Unique and useful? White blankets to save Swiss glacier from melting

White canvas covers protect parts of the Rhone glacier against melting as visitors enter an ice cave near the Furka mountain pass
White canvas covers protect parts of the Rhone glacier against melting as visitors enter an ice cave near the Furka mountain pass. Reuters

While the summer is knocking the door and at the same time global warming has started showing its impact on the blue planet but Switzerland has found a very unique way of saving its beautiful Rhone Glacier in the Swiss Alps near the Furka pass from shrinking.

Since 1856, around 1,148 feet of its ice thickness has been lost and in just past 10 years, 131 feet of that has vanished. The local residents took it upon themselves to protect the glacier and o covered it up with white blankets.

As the Earth is getting warmer, the climate is changing and it is affecting the blue planet triggering the rise of sea level twice as high by 2100, said a recent study by NASA.

During this alarming situation, protecting glaciers by blankets might seem strange and foolish but this method could be a good tactic to reflect the sunlight and protect the glaciers from the external environment. It could probably allow the glaciers to remain in their pristine state.

Taking cue from it, a group from the University of Utrecht has come up with the idea of protecting Switzerland's Morteraca glacier by placing it on artificial snow with a high level of light reflectance.

In 2015, David Volken, an expert working with the Swiss Ministry of Environmental Protection, said in an interview that the blanket reduces the melting procedure as much as 70 percent. "The glacier has melted back six metres" in the past three weeks, he noted.

On the other hand, Jean-Pierre Guignard, a 76-year-old tourist from the Swiss town of Lausanne said the new method will help to slow down the melting for a maximum of two years but one day "they will have to take away the blankets because the ice underneath will be gone.
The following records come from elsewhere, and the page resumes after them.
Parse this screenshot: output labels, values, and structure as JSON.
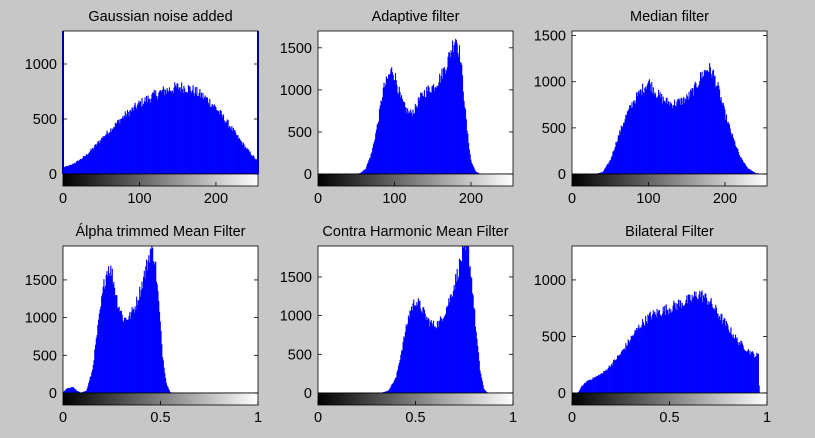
{
  "figure": {
    "background": "#c7c7c7",
    "bar_color": "#0000ff"
  },
  "chart_data": [
    {
      "type": "bar",
      "title": "Gaussian noise added",
      "xlim": [
        0,
        255
      ],
      "ylim": [
        0,
        1300
      ],
      "xticks": [
        {
          "v": 0,
          "label": "0"
        },
        {
          "v": 100,
          "label": "100"
        },
        {
          "v": 200,
          "label": "200"
        }
      ],
      "yticks": [
        {
          "v": 0,
          "label": "0"
        },
        {
          "v": 500,
          "label": "500"
        },
        {
          "v": 1000,
          "label": "1000"
        }
      ],
      "colorbar": true,
      "bins": 256,
      "profile": [
        [
          0,
          60
        ],
        [
          10,
          80
        ],
        [
          20,
          120
        ],
        [
          30,
          170
        ],
        [
          40,
          240
        ],
        [
          50,
          320
        ],
        [
          60,
          390
        ],
        [
          70,
          460
        ],
        [
          80,
          530
        ],
        [
          90,
          580
        ],
        [
          100,
          640
        ],
        [
          110,
          680
        ],
        [
          120,
          720
        ],
        [
          130,
          750
        ],
        [
          140,
          770
        ],
        [
          150,
          790
        ],
        [
          160,
          790
        ],
        [
          170,
          760
        ],
        [
          180,
          720
        ],
        [
          190,
          670
        ],
        [
          200,
          600
        ],
        [
          210,
          510
        ],
        [
          220,
          420
        ],
        [
          230,
          320
        ],
        [
          240,
          230
        ],
        [
          250,
          150
        ],
        [
          255,
          110
        ]
      ],
      "highlight_edges": [
        0,
        255
      ]
    },
    {
      "type": "bar",
      "title": "Adaptive filter",
      "xlim": [
        0,
        255
      ],
      "ylim": [
        0,
        1700
      ],
      "xticks": [
        {
          "v": 0,
          "label": "0"
        },
        {
          "v": 100,
          "label": "100"
        },
        {
          "v": 200,
          "label": "200"
        }
      ],
      "yticks": [
        {
          "v": 0,
          "label": "0"
        },
        {
          "v": 500,
          "label": "500"
        },
        {
          "v": 1000,
          "label": "1000"
        },
        {
          "v": 1500,
          "label": "1500"
        }
      ],
      "colorbar": true,
      "bins": 256,
      "profile": [
        [
          0,
          0
        ],
        [
          45,
          0
        ],
        [
          55,
          10
        ],
        [
          62,
          60
        ],
        [
          70,
          250
        ],
        [
          78,
          600
        ],
        [
          85,
          1000
        ],
        [
          92,
          1150
        ],
        [
          97,
          1250
        ],
        [
          102,
          1120
        ],
        [
          108,
          900
        ],
        [
          114,
          780
        ],
        [
          120,
          720
        ],
        [
          126,
          760
        ],
        [
          132,
          880
        ],
        [
          138,
          960
        ],
        [
          145,
          1010
        ],
        [
          152,
          1050
        ],
        [
          160,
          1150
        ],
        [
          168,
          1300
        ],
        [
          174,
          1480
        ],
        [
          180,
          1640
        ],
        [
          186,
          1400
        ],
        [
          190,
          1000
        ],
        [
          195,
          500
        ],
        [
          200,
          150
        ],
        [
          206,
          30
        ],
        [
          212,
          0
        ],
        [
          255,
          0
        ]
      ]
    },
    {
      "type": "bar",
      "title": "Median filter",
      "xlim": [
        0,
        255
      ],
      "ylim": [
        0,
        1550
      ],
      "xticks": [
        {
          "v": 0,
          "label": "0"
        },
        {
          "v": 100,
          "label": "100"
        },
        {
          "v": 200,
          "label": "200"
        }
      ],
      "yticks": [
        {
          "v": 0,
          "label": "0"
        },
        {
          "v": 500,
          "label": "500"
        },
        {
          "v": 1000,
          "label": "1000"
        },
        {
          "v": 1500,
          "label": "1500"
        }
      ],
      "colorbar": true,
      "bins": 256,
      "profile": [
        [
          0,
          0
        ],
        [
          30,
          0
        ],
        [
          40,
          20
        ],
        [
          50,
          150
        ],
        [
          60,
          400
        ],
        [
          70,
          620
        ],
        [
          80,
          780
        ],
        [
          90,
          900
        ],
        [
          100,
          1000
        ],
        [
          110,
          880
        ],
        [
          120,
          800
        ],
        [
          130,
          760
        ],
        [
          140,
          780
        ],
        [
          150,
          820
        ],
        [
          160,
          920
        ],
        [
          170,
          1080
        ],
        [
          178,
          1150
        ],
        [
          185,
          1080
        ],
        [
          192,
          900
        ],
        [
          200,
          650
        ],
        [
          210,
          400
        ],
        [
          220,
          180
        ],
        [
          230,
          60
        ],
        [
          240,
          10
        ],
        [
          250,
          0
        ],
        [
          255,
          0
        ]
      ]
    },
    {
      "type": "bar",
      "title": "Álpha trimmed Mean Filter",
      "xlim": [
        0,
        1
      ],
      "ylim": [
        0,
        1950
      ],
      "xticks": [
        {
          "v": 0,
          "label": "0"
        },
        {
          "v": 0.5,
          "label": "0.5"
        },
        {
          "v": 1,
          "label": "1"
        }
      ],
      "yticks": [
        {
          "v": 0,
          "label": "0"
        },
        {
          "v": 500,
          "label": "500"
        },
        {
          "v": 1000,
          "label": "1000"
        },
        {
          "v": 1500,
          "label": "1500"
        }
      ],
      "colorbar": true,
      "bins": 256,
      "profile": [
        [
          0,
          10
        ],
        [
          0.02,
          60
        ],
        [
          0.05,
          80
        ],
        [
          0.07,
          30
        ],
        [
          0.09,
          5
        ],
        [
          0.12,
          30
        ],
        [
          0.15,
          300
        ],
        [
          0.18,
          900
        ],
        [
          0.21,
          1450
        ],
        [
          0.23,
          1680
        ],
        [
          0.25,
          1600
        ],
        [
          0.28,
          1200
        ],
        [
          0.31,
          980
        ],
        [
          0.34,
          1010
        ],
        [
          0.37,
          1150
        ],
        [
          0.4,
          1400
        ],
        [
          0.43,
          1700
        ],
        [
          0.45,
          1920
        ],
        [
          0.47,
          1800
        ],
        [
          0.49,
          1200
        ],
        [
          0.51,
          500
        ],
        [
          0.53,
          120
        ],
        [
          0.55,
          10
        ],
        [
          0.57,
          0
        ],
        [
          1,
          0
        ]
      ]
    },
    {
      "type": "bar",
      "title": "Contra Harmonic Mean Filter",
      "xlim": [
        0,
        1
      ],
      "ylim": [
        0,
        1900
      ],
      "xticks": [
        {
          "v": 0,
          "label": "0"
        },
        {
          "v": 0.5,
          "label": "0.5"
        },
        {
          "v": 1,
          "label": "1"
        }
      ],
      "yticks": [
        {
          "v": 0,
          "label": "0"
        },
        {
          "v": 500,
          "label": "500"
        },
        {
          "v": 1000,
          "label": "1000"
        },
        {
          "v": 1500,
          "label": "1500"
        }
      ],
      "colorbar": true,
      "bins": 256,
      "profile": [
        [
          0,
          0
        ],
        [
          0.32,
          0
        ],
        [
          0.36,
          30
        ],
        [
          0.4,
          200
        ],
        [
          0.44,
          700
        ],
        [
          0.47,
          1050
        ],
        [
          0.5,
          1200
        ],
        [
          0.53,
          1100
        ],
        [
          0.56,
          950
        ],
        [
          0.59,
          880
        ],
        [
          0.62,
          900
        ],
        [
          0.65,
          1050
        ],
        [
          0.68,
          1250
        ],
        [
          0.71,
          1500
        ],
        [
          0.74,
          1800
        ],
        [
          0.77,
          1850
        ],
        [
          0.79,
          1400
        ],
        [
          0.81,
          800
        ],
        [
          0.83,
          300
        ],
        [
          0.85,
          50
        ],
        [
          0.87,
          0
        ],
        [
          1,
          0
        ]
      ]
    },
    {
      "type": "bar",
      "title": "Bilateral Filter",
      "xlim": [
        0,
        1
      ],
      "ylim": [
        0,
        1300
      ],
      "xticks": [
        {
          "v": 0,
          "label": "0"
        },
        {
          "v": 0.5,
          "label": "0.5"
        },
        {
          "v": 1,
          "label": "1"
        }
      ],
      "yticks": [
        {
          "v": 0,
          "label": "0"
        },
        {
          "v": 500,
          "label": "500"
        },
        {
          "v": 1000,
          "label": "1000"
        }
      ],
      "colorbar": true,
      "bins": 256,
      "profile": [
        [
          0,
          0
        ],
        [
          0.03,
          0
        ],
        [
          0.05,
          60
        ],
        [
          0.08,
          110
        ],
        [
          0.12,
          140
        ],
        [
          0.16,
          180
        ],
        [
          0.2,
          250
        ],
        [
          0.25,
          350
        ],
        [
          0.3,
          480
        ],
        [
          0.35,
          600
        ],
        [
          0.4,
          680
        ],
        [
          0.45,
          720
        ],
        [
          0.5,
          750
        ],
        [
          0.55,
          790
        ],
        [
          0.6,
          820
        ],
        [
          0.65,
          880
        ],
        [
          0.7,
          820
        ],
        [
          0.75,
          700
        ],
        [
          0.8,
          580
        ],
        [
          0.85,
          460
        ],
        [
          0.9,
          380
        ],
        [
          0.94,
          330
        ],
        [
          0.955,
          340
        ],
        [
          0.96,
          0
        ],
        [
          1,
          0
        ]
      ]
    }
  ]
}
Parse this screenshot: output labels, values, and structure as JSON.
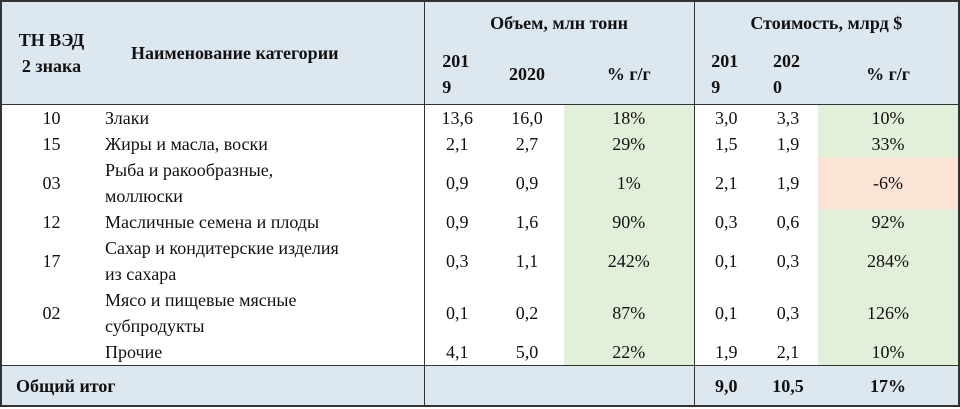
{
  "header": {
    "code": "ТН ВЭД 2 знака",
    "name": "Наименование категории",
    "volume": {
      "title": "Объем, млн тонн",
      "columns": [
        "2019",
        "2020",
        "% г/г"
      ]
    },
    "cost": {
      "title": "Стоимость, млрд $",
      "columns": [
        "2019",
        "2020",
        "% г/г"
      ]
    }
  },
  "rows": [
    [
      "10",
      [
        "Злаки"
      ],
      "13,6",
      "16,0",
      "18%",
      "3,0",
      "3,3",
      "10%"
    ],
    [
      "15",
      [
        "Жиры и масла, воски"
      ],
      "2,1",
      "2,7",
      "29%",
      "1,5",
      "1,9",
      "33%"
    ],
    [
      "03",
      [
        "Рыба и ракообразные,",
        "моллюски"
      ],
      "0,9",
      "0,9",
      "1%",
      "2,1",
      "1,9",
      "-6%"
    ],
    [
      "12",
      [
        "Масличные семена и плоды"
      ],
      "0,9",
      "1,6",
      "90%",
      "0,3",
      "0,6",
      "92%"
    ],
    [
      "17",
      [
        "Сахар и кондитерские изделия",
        "из сахара"
      ],
      "0,3",
      "1,1",
      "242%",
      "0,1",
      "0,3",
      "284%"
    ],
    [
      "02",
      [
        "Мясо и пищевые мясные",
        "субпродукты"
      ],
      "0,1",
      "0,2",
      "87%",
      "0,1",
      "0,3",
      "126%"
    ],
    [
      "",
      [
        "Прочие"
      ],
      "4,1",
      "5,0",
      "22%",
      "1,9",
      "2,1",
      "10%"
    ]
  ],
  "total": {
    "label": "Общий итог",
    "cost": [
      "9,0",
      "10,5",
      "17%"
    ]
  }
}
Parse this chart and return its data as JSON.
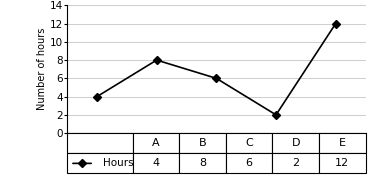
{
  "categories": [
    "A",
    "B",
    "C",
    "D",
    "E"
  ],
  "values": [
    4,
    8,
    6,
    2,
    12
  ],
  "ylabel": "Number of hours",
  "ylim": [
    0,
    14
  ],
  "yticks": [
    0,
    2,
    4,
    6,
    8,
    10,
    12,
    14
  ],
  "legend_label": "Hours",
  "line_color": "#000000",
  "marker": "D",
  "background_color": "#ffffff",
  "table_values": [
    "4",
    "8",
    "6",
    "2",
    "12"
  ]
}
It has been heartbreaking to see the glacier shrink, and today it is really painful to see it covered in blankets, to see this vain battle to save a dying mountain," he told AFP, as quoted by Phys.org.

As reported, if every year glaciers lose between five and seven meters of ice, "by the end of the century, only 10 percent of the current ice volume will remain", said Volken.

NASA's 25-year-long study showed that due to the climate change ice melting will increase in Greenland and Antarctica as well, which will affect the global sea-level.